At this point, Aoyama makes a disorienting leap forward. The bus is now parked in an empty lot. Newspapers cover every window from within. Nothing happens for what seems like an eternity. Then, at last, the front door opens and a man exits, running at full speed across the pavement. We have no idea who this guy is—and we're never going to find out, as it happens, since he's gunned down from behind almost immediately. A standoff ensues, as a phalanx of police officers attempt to negotiate with the "busjack man" (as he's called in the press kit) for the release of the few hostages still alive, a group that includes the terrified Makoto and the eerily self-possessed Kozue and Naoki. That we never see the moment when the bus is hijacked, or the deaths of the other passengers, contributes to the sense of something beyond human comprehension; the omission serves much as the same function as the missing letter o in G­d.

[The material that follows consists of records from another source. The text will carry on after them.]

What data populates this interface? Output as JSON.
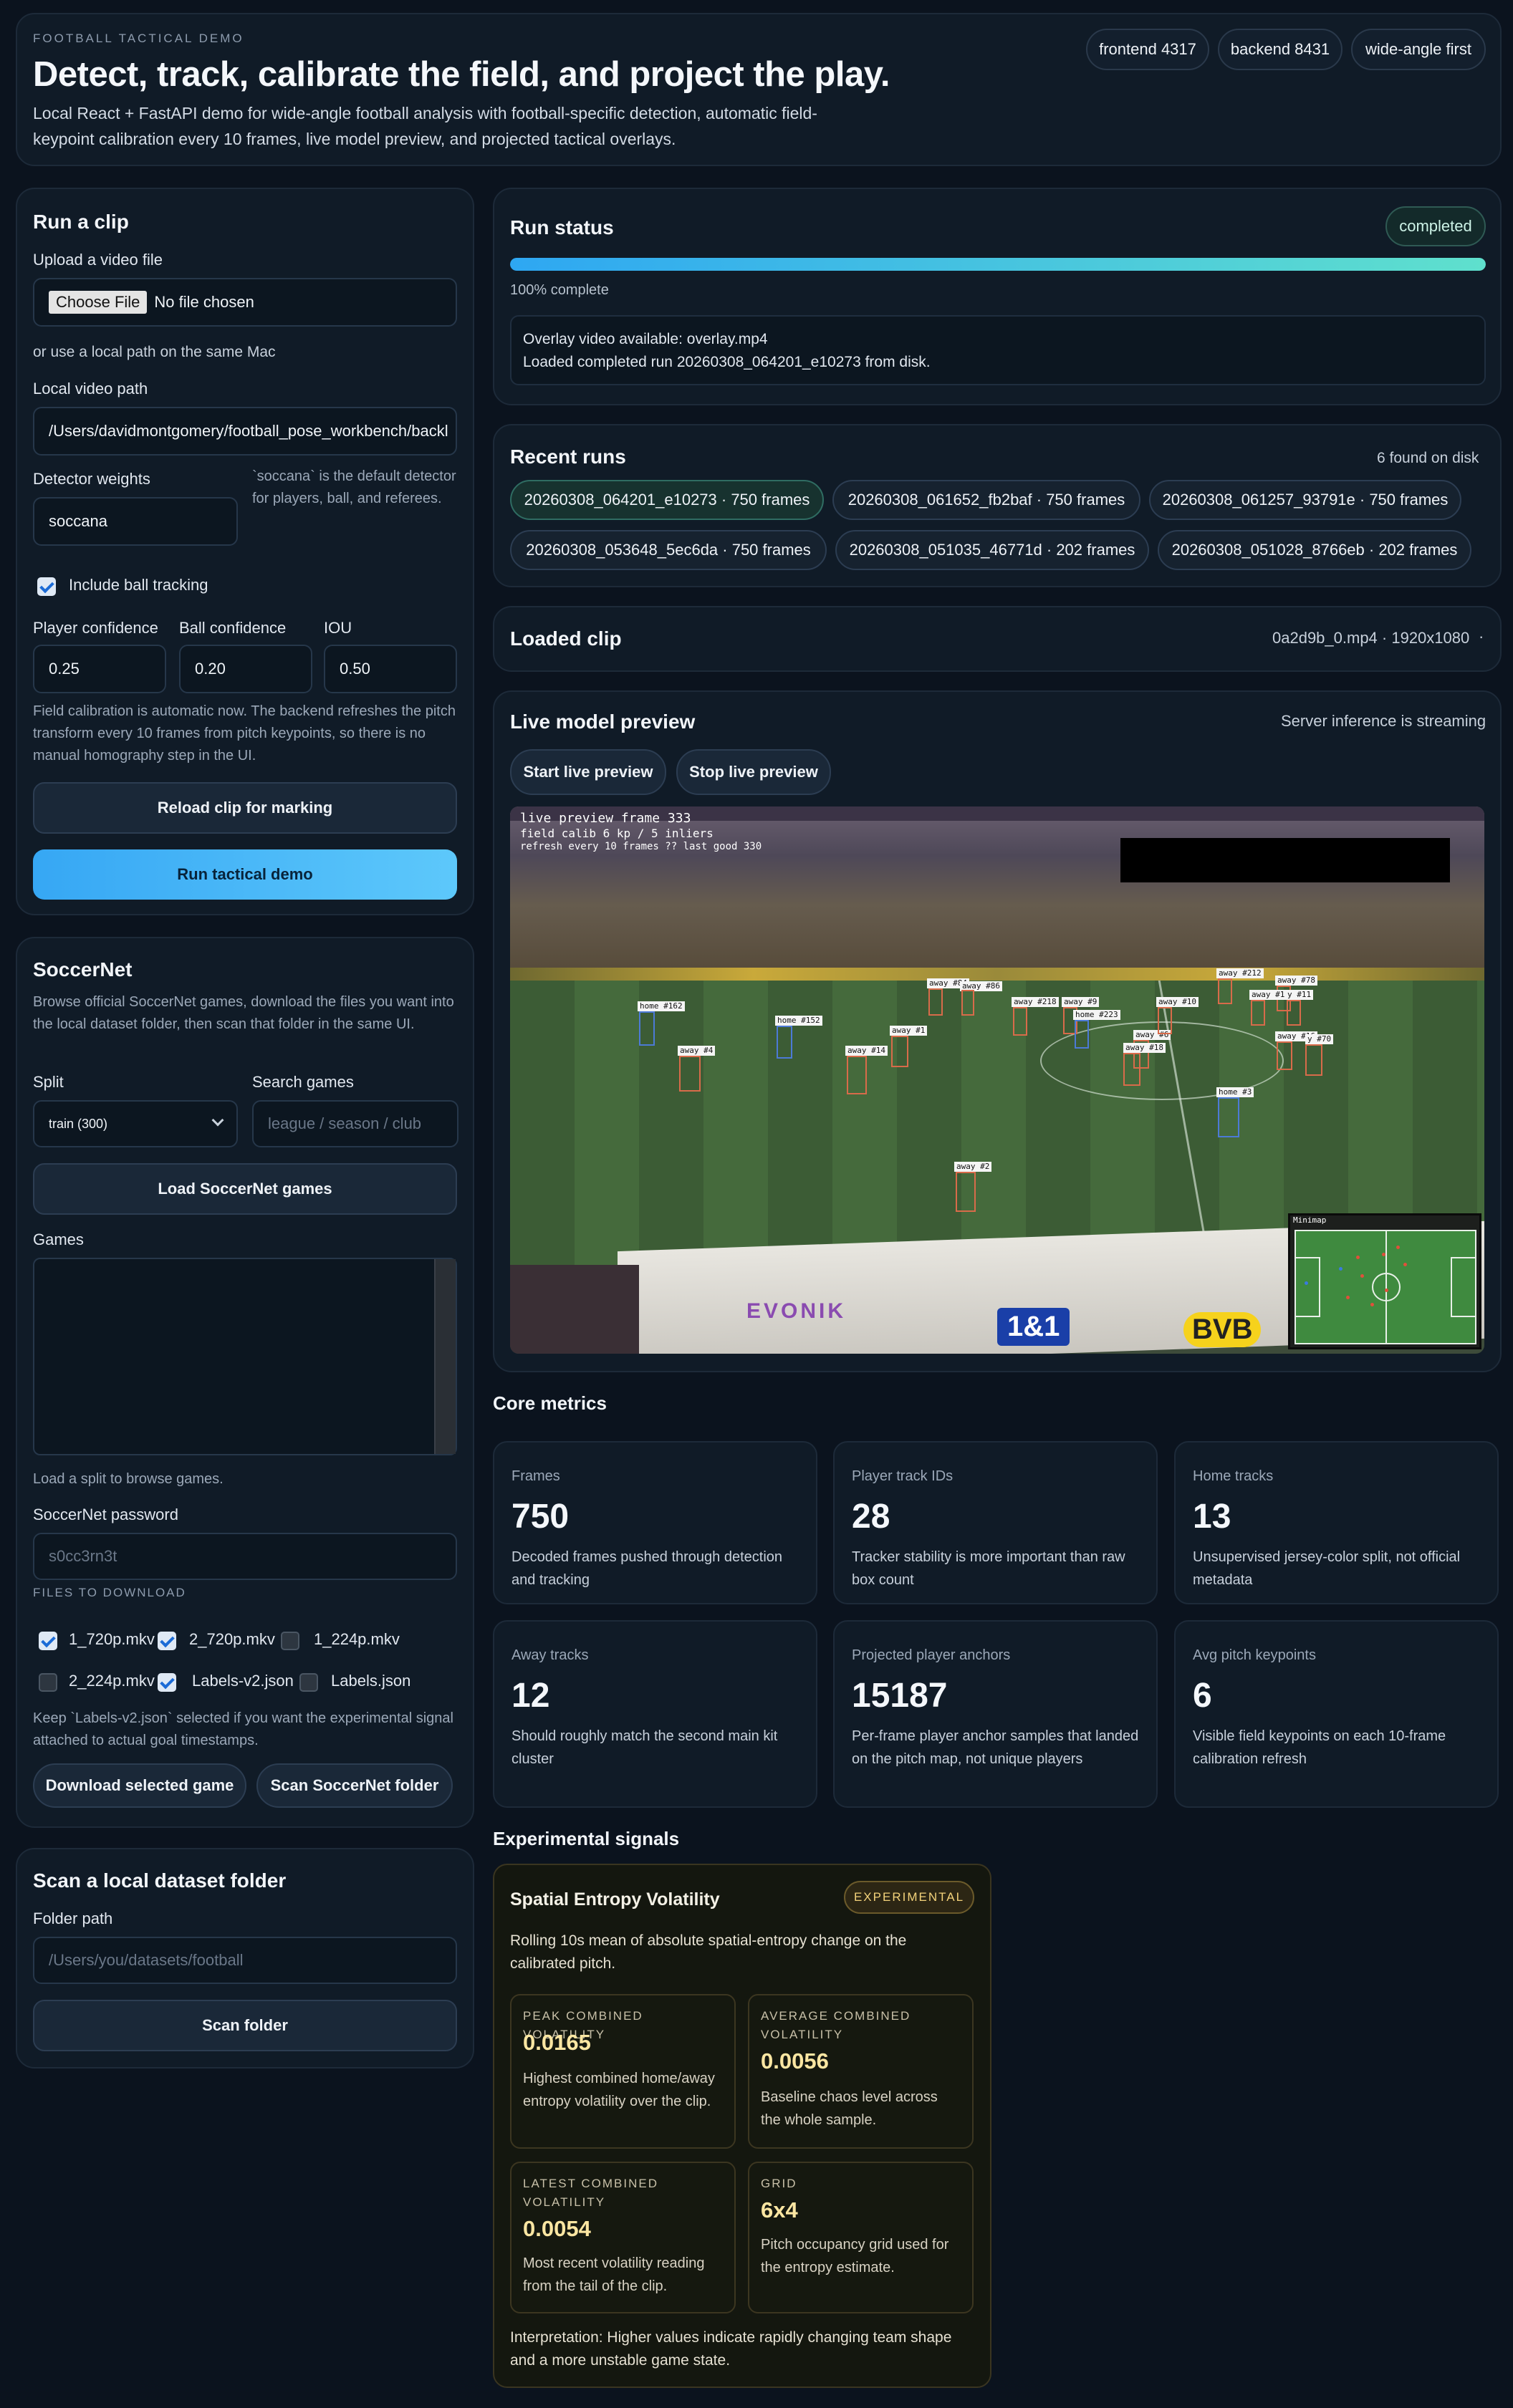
{
  "header": {
    "eyebrow": "FOOTBALL TACTICAL DEMO",
    "title": "Detect, track, calibrate the field, and project the play.",
    "lead": "Local React + FastAPI demo for wide-angle football analysis with football-specific detection, automatic field-keypoint calibration every 10 frames, live model preview, and projected tactical overlays.",
    "pills": [
      "frontend 4317",
      "backend 8431",
      "wide-angle first"
    ]
  },
  "run_clip": {
    "title": "Run a clip",
    "upload_label": "Upload a video file",
    "choose_file": "Choose File",
    "no_file": "No file chosen",
    "or_local": "or use a local path on the same Mac",
    "local_label": "Local video path",
    "local_value": "/Users/davidmontgomery/football_pose_workbench/backl",
    "weights_label": "Detector weights",
    "weights_value": "soccana",
    "weights_note": "`soccana` is the default detector for players, ball, and referees.",
    "ball_tracking_label": "Include ball tracking",
    "player_conf_label": "Player confidence",
    "player_conf_value": "0.25",
    "ball_conf_label": "Ball confidence",
    "ball_conf_value": "0.20",
    "iou_label": "IOU",
    "iou_value": "0.50",
    "calib_note": "Field calibration is automatic now. The backend refreshes the pitch transform every 10 frames from pitch keypoints, so there is no manual homography step in the UI.",
    "reload_button": "Reload clip for marking",
    "run_button": "Run tactical demo"
  },
  "soccernet": {
    "title": "SoccerNet",
    "desc": "Browse official SoccerNet games, download the files you want into the local dataset folder, then scan that folder in the same UI.",
    "split_label": "Split",
    "split_value": "train (300)",
    "search_label": "Search games",
    "search_placeholder": "league / season / club",
    "load_button": "Load SoccerNet games",
    "games_label": "Games",
    "games_hint": "Load a split to browse games.",
    "password_label": "SoccerNet password",
    "password_placeholder": "s0cc3rn3t",
    "files_label": "FILES TO DOWNLOAD",
    "files": [
      "1_720p.mkv",
      "2_720p.mkv",
      "1_224p.mkv",
      "2_224p.mkv",
      "Labels-v2.json",
      "Labels.json"
    ],
    "files_note": "Keep `Labels-v2.json` selected if you want the experimental signal attached to actual goal timestamps.",
    "download_button": "Download selected game",
    "scan_button": "Scan SoccerNet folder"
  },
  "local_scan": {
    "title": "Scan a local dataset folder",
    "folder_label": "Folder path",
    "folder_placeholder": "/Users/you/datasets/football",
    "scan_button": "Scan folder"
  },
  "run_status": {
    "title": "Run status",
    "badge": "completed",
    "progress": 1.0,
    "progress_text": "100% complete",
    "line1": "Overlay video available: overlay.mp4",
    "line2": "Loaded completed run 20260308_064201_e10273 from disk."
  },
  "recent_runs": {
    "title": "Recent runs",
    "count": "6 found on disk",
    "runs": [
      "20260308_064201_e10273 · 750 frames",
      "20260308_061652_fb2baf · 750 frames",
      "20260308_061257_93791e · 750 frames",
      "20260308_053648_5ec6da · 750 frames",
      "20260308_051035_46771d · 202 frames",
      "20260308_051028_8766eb · 202 frames"
    ]
  },
  "loaded_clip": {
    "title": "Loaded clip",
    "value": "0a2d9b_0.mp4 · 1920x1080",
    "arrow": "·"
  },
  "live_preview": {
    "title": "Live model preview",
    "status": "Server inference is streaming",
    "start_button": "Start live preview",
    "stop_button": "Stop live preview",
    "overlay_lines": [
      "live preview frame 333",
      "field calib 6 kp / 5 inliers",
      "refresh every 10 frames ?? last good 330"
    ],
    "minimap_label": "Minimap",
    "boards": [
      "EVONIK",
      "1&1",
      "BVB"
    ],
    "player_tags": [
      "home #162",
      "away #4",
      "home #152",
      "away #14",
      "away #1",
      "away #84",
      "away #86",
      "away #218",
      "away #9",
      "home #223",
      "away #6",
      "away #18",
      "away #10",
      "away #212",
      "away #78",
      "away #12",
      "y #11",
      "away #16",
      "y #70",
      "home #3",
      "away #2"
    ]
  },
  "core_metrics": {
    "title": "Core metrics",
    "items": [
      {
        "label": "Frames",
        "value": "750",
        "desc": "Decoded frames pushed through detection and tracking"
      },
      {
        "label": "Player track IDs",
        "value": "28",
        "desc": "Tracker stability is more important than raw box count"
      },
      {
        "label": "Home tracks",
        "value": "13",
        "desc": "Unsupervised jersey-color split, not official metadata"
      },
      {
        "label": "Away tracks",
        "value": "12",
        "desc": "Should roughly match the second main kit cluster"
      },
      {
        "label": "Projected player anchors",
        "value": "15187",
        "desc": "Per-frame player anchor samples that landed on the pitch map, not unique players"
      },
      {
        "label": "Avg pitch keypoints",
        "value": "6",
        "desc": "Visible field keypoints on each 10-frame calibration refresh"
      }
    ]
  },
  "experimental": {
    "section_title": "Experimental signals",
    "card_title": "Spatial Entropy Volatility",
    "badge": "EXPERIMENTAL",
    "desc": "Rolling 10s mean of absolute spatial-entropy change on the calibrated pitch.",
    "items": [
      {
        "label": "PEAK COMBINED VOLATILITY",
        "value": "0.0165",
        "desc": "Highest combined home/away entropy volatility over the clip."
      },
      {
        "label": "AVERAGE COMBINED VOLATILITY",
        "value": "0.0056",
        "desc": "Baseline chaos level across the whole sample."
      },
      {
        "label": "LATEST COMBINED VOLATILITY",
        "value": "0.0054",
        "desc": "Most recent volatility reading from the tail of the clip."
      },
      {
        "label": "GRID",
        "value": "6x4",
        "desc": "Pitch occupancy grid used for the entropy estimate."
      }
    ],
    "interpretation": "Interpretation: Higher values indicate rapidly changing team shape and a more unstable game state."
  }
}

Arresting though this 40-minute sequence certainly is, it serves merely as a prelude to Eureka's central narrative, which concerns the attempt of the incident's three survivors to come to grips with a world in which such a thing could happen. Two years pass in a blurred jumble of disconnected vignettes—the children lose both parents in roughly a minute of screen time, while Makoto seems to drift to parts unknown—but eventually the characters form a surrogate family, united in their experience of a horror unfathomable to those around them. In a conceit that by all rights should seem insufferably precious, yet somehow proves deeply moving, both Kozue and Naoki have stopped speaking (though I'm not sure that we ever hear them speak before the incident, either, come to think of it); since Makoto isn't exactly the garrulous type either, much of Eureka plays like a silent film, with emotional details accreting through the actors' facial expressions and Aoyama's masterfully evocative compositions. (A slacker cousin is eventually introduced for comic effect.)

And right about here is where I must perforce return to pseudo-intellectual floundering, because not much else "happens," really. Granted, there's a serial killer operating on the film's margins, providing further tension—but it's not very difficult to guess who's committing the murders, or why, and Aoyama isn't really interested in offering some kind of facile revelation. Eureka's title is taken from a Jim O'Rourke song (itself inspired by the 1983 Nicolas Roeg film of the same name), and though Aoyama uses music sparingly, his film's very essence seems musical—a series of variations on a theme, designed more to create a specific mood than to tell a story. It's much longer than the average movie for the same reason that a symphony is much longer than a pop song. Think of it as two great movies for the price of one. You won't find a better bargain anywhere in town.